Everyone looked at Karen’s feet when she walked down the aisle in the church toward the doorway for the choir. Even the old paintings on the crypts—the portraits of pastors and their wives wearing stiff collars and long black gowns—seemed to have their eyes fixed on her red shoes. That was all Karen could think about, even when the pastor placed his hand on her head and spoke of the holy baptism, the covenant with God, and the fact that she should now be a good Christian. The organ played solemnly, the children sang sweetly, and the old choir leader sang too, but, still, Kar
en could think only about her red shoes.
By the afternoon, the old woman had heard from everyone in the parish about the red shoes. She told Karen that wearing red shoes to church was dreadful and not the least bit proper. From that day on, whenever Karen went to church, she was to wear black shoes, even if they were worn out.
The following Sunday Karen was supposed to go to communion. She looked at her black shoes, and she looked at the red ones. And then she looked at the red ones again and put them on.

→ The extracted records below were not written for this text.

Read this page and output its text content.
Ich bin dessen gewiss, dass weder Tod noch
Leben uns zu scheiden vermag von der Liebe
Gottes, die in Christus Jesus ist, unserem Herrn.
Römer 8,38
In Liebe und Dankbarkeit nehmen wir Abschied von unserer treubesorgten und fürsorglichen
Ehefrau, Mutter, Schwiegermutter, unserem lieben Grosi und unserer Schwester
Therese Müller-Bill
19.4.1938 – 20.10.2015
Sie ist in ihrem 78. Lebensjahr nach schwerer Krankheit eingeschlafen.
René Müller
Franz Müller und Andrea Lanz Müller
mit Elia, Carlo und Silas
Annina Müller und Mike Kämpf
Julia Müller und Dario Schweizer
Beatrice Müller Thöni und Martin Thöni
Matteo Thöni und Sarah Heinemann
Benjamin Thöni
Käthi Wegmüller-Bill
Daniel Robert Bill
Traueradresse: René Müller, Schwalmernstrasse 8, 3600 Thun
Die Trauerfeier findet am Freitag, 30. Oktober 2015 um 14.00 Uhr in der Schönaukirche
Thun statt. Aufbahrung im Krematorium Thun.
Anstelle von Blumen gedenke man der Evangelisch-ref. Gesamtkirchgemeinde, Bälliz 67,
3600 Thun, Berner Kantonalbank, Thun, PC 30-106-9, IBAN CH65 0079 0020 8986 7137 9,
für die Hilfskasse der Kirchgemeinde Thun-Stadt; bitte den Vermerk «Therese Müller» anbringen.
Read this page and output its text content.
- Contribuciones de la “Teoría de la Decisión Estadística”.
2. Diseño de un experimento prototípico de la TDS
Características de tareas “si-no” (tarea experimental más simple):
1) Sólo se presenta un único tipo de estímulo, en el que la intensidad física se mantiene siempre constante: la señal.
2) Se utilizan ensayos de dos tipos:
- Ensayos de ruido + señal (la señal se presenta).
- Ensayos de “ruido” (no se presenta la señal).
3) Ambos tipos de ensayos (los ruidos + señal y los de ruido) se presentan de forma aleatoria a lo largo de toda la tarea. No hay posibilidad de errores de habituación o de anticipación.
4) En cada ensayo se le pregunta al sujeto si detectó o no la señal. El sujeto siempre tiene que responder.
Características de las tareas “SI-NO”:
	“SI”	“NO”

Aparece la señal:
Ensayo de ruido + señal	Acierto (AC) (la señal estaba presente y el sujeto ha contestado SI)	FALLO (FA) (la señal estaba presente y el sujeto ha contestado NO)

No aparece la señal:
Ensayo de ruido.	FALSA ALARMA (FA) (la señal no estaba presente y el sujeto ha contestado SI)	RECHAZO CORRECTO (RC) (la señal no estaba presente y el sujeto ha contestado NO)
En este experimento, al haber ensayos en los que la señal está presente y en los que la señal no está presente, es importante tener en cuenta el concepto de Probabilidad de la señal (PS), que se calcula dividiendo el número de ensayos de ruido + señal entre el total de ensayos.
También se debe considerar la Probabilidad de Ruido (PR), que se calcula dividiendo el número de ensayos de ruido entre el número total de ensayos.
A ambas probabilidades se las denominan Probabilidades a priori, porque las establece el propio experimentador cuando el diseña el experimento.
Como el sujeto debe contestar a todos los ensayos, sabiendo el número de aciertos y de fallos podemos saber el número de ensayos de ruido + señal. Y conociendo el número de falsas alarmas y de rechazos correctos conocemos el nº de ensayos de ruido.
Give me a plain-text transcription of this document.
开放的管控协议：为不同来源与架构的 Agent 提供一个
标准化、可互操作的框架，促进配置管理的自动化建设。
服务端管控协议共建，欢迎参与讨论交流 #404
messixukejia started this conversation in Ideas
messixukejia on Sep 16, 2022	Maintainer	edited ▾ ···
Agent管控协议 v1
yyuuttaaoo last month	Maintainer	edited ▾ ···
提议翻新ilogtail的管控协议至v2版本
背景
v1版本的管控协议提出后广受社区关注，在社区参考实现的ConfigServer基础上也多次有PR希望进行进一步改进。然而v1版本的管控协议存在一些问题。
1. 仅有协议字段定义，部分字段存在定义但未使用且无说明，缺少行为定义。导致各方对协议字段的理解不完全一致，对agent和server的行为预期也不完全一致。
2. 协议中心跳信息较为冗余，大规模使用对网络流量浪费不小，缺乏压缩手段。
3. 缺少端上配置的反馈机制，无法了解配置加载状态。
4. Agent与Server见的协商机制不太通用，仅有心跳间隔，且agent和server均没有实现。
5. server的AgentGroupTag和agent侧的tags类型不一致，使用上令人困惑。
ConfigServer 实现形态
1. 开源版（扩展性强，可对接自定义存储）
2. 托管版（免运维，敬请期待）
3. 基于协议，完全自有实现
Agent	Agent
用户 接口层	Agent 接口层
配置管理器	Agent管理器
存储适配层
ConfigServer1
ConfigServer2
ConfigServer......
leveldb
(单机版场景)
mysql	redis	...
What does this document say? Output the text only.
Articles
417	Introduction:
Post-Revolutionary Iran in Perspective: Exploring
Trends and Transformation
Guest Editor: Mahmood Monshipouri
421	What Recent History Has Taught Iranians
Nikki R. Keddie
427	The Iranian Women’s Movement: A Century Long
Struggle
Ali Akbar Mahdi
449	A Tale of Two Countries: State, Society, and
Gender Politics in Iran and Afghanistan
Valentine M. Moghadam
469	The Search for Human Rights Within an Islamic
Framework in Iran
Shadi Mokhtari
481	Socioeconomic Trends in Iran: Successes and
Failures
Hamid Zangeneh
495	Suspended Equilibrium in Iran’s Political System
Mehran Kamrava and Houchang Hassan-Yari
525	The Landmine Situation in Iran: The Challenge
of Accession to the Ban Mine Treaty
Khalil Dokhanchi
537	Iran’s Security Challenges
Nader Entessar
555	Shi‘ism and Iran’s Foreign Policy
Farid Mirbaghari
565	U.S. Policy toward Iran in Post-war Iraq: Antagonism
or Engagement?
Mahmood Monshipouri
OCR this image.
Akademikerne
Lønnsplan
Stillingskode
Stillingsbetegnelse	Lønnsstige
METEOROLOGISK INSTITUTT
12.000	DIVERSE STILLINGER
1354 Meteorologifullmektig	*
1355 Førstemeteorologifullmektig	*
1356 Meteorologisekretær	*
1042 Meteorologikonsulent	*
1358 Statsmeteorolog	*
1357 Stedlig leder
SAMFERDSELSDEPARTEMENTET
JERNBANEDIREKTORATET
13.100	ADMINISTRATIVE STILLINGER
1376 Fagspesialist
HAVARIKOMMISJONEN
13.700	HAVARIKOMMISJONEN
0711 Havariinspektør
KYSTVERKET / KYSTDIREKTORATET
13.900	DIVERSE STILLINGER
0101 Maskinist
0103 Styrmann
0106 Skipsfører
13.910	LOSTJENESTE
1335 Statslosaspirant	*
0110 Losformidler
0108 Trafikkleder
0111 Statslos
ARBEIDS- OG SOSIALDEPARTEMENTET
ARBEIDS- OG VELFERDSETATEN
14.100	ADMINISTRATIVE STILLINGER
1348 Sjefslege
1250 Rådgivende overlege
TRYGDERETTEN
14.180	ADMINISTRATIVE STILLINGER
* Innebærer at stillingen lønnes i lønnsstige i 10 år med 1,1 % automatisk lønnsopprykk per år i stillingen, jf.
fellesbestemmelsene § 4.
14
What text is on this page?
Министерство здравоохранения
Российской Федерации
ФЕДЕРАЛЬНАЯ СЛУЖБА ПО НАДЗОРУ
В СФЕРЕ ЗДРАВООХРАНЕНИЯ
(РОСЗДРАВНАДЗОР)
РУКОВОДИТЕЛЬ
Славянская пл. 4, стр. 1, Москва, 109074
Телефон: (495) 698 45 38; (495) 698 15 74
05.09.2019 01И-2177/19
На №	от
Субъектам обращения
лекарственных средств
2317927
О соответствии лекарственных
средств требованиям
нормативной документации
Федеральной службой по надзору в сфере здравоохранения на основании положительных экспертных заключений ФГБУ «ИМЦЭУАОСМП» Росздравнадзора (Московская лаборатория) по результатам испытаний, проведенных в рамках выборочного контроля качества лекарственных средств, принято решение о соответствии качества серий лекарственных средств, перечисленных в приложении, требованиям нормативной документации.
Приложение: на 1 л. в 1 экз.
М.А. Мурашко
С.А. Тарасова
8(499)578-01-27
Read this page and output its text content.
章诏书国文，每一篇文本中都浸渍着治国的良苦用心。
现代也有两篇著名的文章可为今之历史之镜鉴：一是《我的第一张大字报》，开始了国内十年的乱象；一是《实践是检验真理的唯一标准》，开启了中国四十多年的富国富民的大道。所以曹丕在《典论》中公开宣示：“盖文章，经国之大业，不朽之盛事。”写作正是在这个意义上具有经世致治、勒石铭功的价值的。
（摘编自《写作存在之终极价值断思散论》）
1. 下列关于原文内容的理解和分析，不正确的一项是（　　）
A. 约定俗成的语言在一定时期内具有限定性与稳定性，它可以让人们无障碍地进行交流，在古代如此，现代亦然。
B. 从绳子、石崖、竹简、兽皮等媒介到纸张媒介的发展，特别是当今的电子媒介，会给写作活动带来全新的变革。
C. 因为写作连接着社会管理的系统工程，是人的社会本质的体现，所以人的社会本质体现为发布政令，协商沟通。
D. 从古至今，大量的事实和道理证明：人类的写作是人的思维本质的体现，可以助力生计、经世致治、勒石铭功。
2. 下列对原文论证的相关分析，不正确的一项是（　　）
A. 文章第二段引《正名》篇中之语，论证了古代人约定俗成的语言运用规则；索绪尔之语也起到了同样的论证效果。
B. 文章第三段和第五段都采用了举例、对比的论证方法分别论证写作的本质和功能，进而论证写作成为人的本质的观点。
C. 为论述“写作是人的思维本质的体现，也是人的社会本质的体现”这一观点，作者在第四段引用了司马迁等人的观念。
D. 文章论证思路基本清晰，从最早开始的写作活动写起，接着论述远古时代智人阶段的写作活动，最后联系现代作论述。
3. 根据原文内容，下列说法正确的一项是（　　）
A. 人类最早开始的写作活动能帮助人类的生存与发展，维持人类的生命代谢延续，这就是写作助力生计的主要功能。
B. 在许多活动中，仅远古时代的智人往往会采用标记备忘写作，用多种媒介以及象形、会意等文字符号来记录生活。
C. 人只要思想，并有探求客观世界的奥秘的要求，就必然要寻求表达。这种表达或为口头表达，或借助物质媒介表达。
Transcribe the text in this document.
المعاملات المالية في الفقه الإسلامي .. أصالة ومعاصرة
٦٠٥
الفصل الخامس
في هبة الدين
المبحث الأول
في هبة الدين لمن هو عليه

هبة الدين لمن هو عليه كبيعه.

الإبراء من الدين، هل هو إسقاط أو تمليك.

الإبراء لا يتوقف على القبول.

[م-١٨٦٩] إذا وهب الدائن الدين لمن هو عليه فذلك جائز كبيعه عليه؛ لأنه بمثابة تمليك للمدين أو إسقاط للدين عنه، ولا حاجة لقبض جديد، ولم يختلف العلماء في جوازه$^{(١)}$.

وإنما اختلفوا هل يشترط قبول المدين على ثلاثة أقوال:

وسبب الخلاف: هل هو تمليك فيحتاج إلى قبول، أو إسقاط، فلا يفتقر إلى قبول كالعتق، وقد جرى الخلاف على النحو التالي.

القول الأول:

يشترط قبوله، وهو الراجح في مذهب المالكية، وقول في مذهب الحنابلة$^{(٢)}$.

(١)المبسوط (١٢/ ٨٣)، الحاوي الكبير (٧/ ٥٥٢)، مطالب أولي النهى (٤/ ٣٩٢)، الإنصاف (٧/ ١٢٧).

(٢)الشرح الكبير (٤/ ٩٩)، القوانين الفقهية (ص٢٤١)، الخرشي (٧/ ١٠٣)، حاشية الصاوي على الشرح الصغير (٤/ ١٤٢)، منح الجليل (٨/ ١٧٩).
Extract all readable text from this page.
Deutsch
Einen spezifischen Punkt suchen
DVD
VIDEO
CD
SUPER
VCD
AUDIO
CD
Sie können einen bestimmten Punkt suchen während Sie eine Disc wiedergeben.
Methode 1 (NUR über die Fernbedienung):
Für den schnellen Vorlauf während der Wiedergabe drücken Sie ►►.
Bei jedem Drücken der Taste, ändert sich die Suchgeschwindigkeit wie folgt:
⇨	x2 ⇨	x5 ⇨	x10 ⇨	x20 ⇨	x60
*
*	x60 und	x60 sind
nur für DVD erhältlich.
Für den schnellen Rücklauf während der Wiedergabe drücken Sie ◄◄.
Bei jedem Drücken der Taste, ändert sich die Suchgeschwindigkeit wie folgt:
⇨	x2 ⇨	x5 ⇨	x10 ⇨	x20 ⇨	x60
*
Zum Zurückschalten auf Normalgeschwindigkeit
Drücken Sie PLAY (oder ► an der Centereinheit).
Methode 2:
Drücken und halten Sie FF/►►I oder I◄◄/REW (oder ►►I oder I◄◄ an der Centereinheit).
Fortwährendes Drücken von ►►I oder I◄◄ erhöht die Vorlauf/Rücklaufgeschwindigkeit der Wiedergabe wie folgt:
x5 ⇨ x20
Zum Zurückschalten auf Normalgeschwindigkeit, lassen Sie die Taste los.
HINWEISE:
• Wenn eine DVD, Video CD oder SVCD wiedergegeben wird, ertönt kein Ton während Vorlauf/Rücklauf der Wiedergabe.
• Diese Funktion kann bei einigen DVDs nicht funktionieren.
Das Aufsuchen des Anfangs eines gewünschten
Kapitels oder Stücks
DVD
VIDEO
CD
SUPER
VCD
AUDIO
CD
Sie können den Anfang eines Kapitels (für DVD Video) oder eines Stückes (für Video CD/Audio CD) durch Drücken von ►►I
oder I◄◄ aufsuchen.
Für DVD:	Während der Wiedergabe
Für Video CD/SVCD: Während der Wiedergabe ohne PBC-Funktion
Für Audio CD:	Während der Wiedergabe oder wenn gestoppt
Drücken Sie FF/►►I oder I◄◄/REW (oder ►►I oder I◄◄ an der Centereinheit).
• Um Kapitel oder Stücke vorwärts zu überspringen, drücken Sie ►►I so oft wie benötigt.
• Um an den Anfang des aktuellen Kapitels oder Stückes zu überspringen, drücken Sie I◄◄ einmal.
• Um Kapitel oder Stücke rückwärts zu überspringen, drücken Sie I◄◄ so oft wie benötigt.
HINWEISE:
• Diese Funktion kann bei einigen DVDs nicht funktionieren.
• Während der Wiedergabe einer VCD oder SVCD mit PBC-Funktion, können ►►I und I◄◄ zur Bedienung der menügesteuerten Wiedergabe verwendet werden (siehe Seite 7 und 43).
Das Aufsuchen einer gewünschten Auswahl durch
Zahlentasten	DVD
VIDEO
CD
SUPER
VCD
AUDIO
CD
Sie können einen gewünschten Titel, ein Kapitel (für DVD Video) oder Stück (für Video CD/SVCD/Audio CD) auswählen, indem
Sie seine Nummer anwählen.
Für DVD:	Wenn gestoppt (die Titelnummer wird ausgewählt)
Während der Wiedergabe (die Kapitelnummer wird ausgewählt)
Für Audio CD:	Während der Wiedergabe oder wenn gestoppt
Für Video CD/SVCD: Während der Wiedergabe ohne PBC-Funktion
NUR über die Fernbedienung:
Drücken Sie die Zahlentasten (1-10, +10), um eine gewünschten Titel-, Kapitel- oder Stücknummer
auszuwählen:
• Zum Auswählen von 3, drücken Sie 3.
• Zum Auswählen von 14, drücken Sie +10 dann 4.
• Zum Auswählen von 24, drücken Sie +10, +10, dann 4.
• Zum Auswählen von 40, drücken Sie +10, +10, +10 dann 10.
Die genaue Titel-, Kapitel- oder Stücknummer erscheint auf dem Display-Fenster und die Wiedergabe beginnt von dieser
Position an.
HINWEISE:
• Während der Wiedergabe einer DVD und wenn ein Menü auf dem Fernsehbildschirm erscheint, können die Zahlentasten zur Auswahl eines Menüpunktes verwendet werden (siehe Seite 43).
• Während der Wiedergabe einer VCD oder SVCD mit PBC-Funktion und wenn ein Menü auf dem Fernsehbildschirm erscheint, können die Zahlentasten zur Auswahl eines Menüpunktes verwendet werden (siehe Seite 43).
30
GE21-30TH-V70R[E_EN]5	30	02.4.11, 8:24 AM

It was a beautiful, sunny day. Karen and the old woman took the path through the cornfields, where it was rather dusty.
At the church door they met an old soldier, who was leaning on a crutch. He had a long, odd-looking beard that was more red than white—in fact it was red. He made a deep bow, and then he asked the old woman if he could polish her shoes. Karen stretched out her little foot as well. “Just look at those beautiful dancing shoes,” the soldier said. “May they stay on tight when you dance,” and he tapped the soles of the shoes.
The old woman gave the soldier a penny and then went into the church with Karen.
Everyone in the church stared at Karen’s red shoes, and all the portraits stared at them too. And when Karen knelt down at the altar and put the chalice to her lips, all she could think of were her red shoes, which seemed to be floating in the chalice. She forgot to sing the hymn, and she also forgot to recite the Lord’s Prayer.